There are limits to our ability to distinguish between natural and artificial texts

The very aim for the progressive development of AI language models is to make the content they produce as close to natural as possible. Therefore, it is really hard to tell the difference, if the model is mimicking text created by humans, according to Muhammad Abdul-Mageed, a professor who oversees research in natural-language processing and machine learning at the University of British Columbia. Detection-tool kits become outdated as soon as the AI model updates.
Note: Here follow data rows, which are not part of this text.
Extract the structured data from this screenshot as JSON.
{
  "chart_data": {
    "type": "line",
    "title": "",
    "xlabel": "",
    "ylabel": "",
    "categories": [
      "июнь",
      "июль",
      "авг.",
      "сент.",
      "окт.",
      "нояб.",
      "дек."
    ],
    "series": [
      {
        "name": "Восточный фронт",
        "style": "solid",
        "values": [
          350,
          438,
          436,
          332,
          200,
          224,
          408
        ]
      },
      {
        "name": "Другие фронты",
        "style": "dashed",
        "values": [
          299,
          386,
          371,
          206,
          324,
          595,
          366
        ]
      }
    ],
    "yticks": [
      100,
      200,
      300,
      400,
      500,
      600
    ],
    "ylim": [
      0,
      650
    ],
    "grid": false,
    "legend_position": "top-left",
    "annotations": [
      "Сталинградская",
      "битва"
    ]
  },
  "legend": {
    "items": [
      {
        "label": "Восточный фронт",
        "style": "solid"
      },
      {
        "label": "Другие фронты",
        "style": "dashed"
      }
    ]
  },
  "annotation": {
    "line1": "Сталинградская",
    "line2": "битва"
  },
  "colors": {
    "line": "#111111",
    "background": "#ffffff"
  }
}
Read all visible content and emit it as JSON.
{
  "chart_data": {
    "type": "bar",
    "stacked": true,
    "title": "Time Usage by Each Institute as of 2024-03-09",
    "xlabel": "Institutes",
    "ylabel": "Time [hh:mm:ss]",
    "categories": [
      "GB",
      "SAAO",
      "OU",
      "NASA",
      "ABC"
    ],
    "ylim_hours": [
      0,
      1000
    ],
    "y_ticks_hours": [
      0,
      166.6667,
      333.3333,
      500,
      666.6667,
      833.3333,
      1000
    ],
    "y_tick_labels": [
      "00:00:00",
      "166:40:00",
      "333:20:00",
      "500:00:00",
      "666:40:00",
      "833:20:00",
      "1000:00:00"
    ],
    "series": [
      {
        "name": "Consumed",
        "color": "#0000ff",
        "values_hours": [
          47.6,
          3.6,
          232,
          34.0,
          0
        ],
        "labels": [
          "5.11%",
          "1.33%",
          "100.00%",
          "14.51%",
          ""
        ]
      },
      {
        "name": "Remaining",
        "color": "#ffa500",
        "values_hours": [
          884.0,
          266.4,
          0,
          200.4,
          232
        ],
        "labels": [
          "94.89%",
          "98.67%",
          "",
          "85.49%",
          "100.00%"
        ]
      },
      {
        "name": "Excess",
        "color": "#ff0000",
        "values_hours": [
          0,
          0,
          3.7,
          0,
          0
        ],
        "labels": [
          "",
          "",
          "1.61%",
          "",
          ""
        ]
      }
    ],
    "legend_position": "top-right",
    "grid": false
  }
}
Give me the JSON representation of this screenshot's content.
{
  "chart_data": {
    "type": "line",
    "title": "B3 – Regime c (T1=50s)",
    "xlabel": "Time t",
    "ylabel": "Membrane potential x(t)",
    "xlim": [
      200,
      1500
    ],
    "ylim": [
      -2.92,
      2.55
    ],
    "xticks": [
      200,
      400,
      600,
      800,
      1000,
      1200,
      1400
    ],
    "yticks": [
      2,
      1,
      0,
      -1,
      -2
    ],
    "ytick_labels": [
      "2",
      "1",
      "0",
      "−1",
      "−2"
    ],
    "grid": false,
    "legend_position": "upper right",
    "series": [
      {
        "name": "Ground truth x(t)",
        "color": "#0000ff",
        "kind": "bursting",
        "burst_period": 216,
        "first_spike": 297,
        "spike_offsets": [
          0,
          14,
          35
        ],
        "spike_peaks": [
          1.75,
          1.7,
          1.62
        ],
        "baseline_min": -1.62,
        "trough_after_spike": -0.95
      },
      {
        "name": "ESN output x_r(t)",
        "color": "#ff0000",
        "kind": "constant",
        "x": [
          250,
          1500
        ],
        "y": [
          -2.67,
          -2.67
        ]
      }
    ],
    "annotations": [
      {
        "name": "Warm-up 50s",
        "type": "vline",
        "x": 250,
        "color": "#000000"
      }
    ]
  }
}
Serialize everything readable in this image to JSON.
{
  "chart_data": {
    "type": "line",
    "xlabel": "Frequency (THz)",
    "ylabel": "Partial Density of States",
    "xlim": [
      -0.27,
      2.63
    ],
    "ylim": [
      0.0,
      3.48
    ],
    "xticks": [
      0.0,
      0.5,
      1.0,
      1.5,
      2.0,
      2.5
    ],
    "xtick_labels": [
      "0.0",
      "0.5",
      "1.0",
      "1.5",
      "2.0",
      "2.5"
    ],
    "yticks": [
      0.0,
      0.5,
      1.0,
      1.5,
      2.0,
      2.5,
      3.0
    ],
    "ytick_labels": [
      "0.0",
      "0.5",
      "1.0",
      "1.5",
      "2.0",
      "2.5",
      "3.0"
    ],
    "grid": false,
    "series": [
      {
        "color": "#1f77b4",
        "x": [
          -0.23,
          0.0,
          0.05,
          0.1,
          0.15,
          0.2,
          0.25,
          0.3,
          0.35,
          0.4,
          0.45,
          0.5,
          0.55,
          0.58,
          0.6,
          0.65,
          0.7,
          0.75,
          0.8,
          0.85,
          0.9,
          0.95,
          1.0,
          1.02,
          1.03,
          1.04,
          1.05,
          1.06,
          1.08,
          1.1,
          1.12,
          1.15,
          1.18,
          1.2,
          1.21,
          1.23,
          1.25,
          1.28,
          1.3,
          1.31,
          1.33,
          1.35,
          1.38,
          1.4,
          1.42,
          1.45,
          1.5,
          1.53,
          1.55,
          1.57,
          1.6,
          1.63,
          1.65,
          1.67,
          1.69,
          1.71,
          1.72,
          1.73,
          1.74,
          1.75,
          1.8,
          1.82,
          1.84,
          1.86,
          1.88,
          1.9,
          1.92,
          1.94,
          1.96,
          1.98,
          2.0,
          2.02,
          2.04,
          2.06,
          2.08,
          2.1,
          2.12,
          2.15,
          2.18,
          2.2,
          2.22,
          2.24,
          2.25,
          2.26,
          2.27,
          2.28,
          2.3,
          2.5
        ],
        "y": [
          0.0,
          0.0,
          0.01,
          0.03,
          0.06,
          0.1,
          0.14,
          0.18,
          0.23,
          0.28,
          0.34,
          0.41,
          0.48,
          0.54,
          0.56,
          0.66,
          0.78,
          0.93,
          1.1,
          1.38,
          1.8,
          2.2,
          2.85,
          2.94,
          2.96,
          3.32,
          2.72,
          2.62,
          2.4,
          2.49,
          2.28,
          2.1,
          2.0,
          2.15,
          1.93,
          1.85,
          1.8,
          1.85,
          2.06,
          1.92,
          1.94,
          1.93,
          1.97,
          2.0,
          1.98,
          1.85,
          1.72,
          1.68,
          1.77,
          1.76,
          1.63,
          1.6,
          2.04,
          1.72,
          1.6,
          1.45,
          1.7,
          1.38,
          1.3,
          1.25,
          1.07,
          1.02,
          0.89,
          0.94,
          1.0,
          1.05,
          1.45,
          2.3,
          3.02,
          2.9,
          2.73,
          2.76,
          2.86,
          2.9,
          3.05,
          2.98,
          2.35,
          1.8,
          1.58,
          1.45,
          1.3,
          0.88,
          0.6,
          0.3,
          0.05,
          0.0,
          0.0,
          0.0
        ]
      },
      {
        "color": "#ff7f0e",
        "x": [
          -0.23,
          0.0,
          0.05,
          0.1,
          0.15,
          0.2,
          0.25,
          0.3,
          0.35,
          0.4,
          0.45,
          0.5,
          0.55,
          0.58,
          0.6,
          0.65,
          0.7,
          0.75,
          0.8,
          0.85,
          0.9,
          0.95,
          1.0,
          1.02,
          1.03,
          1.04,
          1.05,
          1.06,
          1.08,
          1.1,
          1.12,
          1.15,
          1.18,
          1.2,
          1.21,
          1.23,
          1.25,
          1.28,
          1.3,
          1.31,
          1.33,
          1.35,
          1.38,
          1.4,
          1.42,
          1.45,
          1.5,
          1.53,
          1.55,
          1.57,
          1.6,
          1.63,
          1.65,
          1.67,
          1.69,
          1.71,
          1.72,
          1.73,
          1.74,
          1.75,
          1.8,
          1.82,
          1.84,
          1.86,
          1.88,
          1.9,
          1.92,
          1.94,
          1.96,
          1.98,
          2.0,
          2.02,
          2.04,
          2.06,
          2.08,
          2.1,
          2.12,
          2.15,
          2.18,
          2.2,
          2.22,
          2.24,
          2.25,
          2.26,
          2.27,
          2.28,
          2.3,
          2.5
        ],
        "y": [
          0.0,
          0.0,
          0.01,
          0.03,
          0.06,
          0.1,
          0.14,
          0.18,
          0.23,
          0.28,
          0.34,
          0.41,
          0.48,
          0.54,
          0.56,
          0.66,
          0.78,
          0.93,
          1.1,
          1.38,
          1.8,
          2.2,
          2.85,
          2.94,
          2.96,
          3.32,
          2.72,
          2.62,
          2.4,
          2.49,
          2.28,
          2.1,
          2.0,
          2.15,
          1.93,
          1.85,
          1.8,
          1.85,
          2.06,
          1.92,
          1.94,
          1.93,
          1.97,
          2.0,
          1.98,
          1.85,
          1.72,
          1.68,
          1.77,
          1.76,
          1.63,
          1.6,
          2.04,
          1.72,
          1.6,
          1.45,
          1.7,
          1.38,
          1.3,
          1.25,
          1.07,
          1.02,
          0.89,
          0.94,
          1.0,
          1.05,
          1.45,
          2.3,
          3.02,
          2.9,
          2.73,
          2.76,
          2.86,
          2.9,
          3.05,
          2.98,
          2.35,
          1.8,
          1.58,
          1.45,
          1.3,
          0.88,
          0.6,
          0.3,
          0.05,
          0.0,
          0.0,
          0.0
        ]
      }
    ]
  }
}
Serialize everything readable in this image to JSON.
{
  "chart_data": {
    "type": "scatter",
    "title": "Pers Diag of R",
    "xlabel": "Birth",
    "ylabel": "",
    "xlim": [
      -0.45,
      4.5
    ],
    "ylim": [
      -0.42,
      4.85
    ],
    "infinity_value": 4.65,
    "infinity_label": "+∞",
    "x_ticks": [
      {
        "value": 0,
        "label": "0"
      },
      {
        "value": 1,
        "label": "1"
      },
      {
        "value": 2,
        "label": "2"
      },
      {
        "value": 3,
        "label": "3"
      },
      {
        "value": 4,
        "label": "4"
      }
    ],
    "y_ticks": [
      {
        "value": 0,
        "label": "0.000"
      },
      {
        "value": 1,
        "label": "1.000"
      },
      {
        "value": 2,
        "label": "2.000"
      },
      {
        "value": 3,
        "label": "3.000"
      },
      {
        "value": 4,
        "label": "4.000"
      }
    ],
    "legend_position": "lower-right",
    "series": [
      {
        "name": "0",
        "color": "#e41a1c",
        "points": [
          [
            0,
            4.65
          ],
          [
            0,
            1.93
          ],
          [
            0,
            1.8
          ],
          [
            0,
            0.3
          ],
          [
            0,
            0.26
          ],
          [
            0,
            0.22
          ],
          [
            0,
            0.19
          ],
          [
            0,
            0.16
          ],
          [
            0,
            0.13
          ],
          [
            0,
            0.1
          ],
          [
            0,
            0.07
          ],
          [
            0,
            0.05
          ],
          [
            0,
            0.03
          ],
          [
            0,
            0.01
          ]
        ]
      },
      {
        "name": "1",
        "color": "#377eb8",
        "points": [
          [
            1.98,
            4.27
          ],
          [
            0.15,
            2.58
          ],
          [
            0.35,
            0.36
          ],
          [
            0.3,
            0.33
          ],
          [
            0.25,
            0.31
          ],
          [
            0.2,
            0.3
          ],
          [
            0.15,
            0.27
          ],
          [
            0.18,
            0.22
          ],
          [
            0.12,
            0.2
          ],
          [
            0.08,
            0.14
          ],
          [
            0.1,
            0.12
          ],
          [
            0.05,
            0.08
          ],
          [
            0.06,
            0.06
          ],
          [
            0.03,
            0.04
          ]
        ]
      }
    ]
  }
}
The most foolproof method demands complete transparency

AI-generated text can be detected via the usage of watermarks. They represent a sort of secret signal in the text, that allows to detect its artificial origins. The procedure of applying a watermark to the text was developed by the researchers at  the University of Maryland and is freely available. However, the companies that create the AI chatbots are not in a hurry to implicate it. In some cases this level of transparency is not needed. For example, ChatGPT is supposed to become a tool to help with writing emails and spell checking, and the outputs of these rather innocent processes would be flagged as artificial. This could lead to misunderstandings and legal issues.

There is a necessity to use a combination of techniques to detect an AI-generated text

As we’ve already stated, the AI text detector with only 26% of reliability is not enough. The process of more proper detection is at the development stage, and it is supposed to combine a bunch of subprocesses. For example, a tool called GPTZero measures how random text passages are, based on the fact that people use more variable vocabulary than the machine.

The consequences of the growing amount of AI-texts are simple: the more users get their texts written, the faster the chatbot runs out of patterns. Therefore, the main focus of the developers is to find out if the text contains a new and creative idea that has not been mentioned before. That could be the most reliable criterium for detection.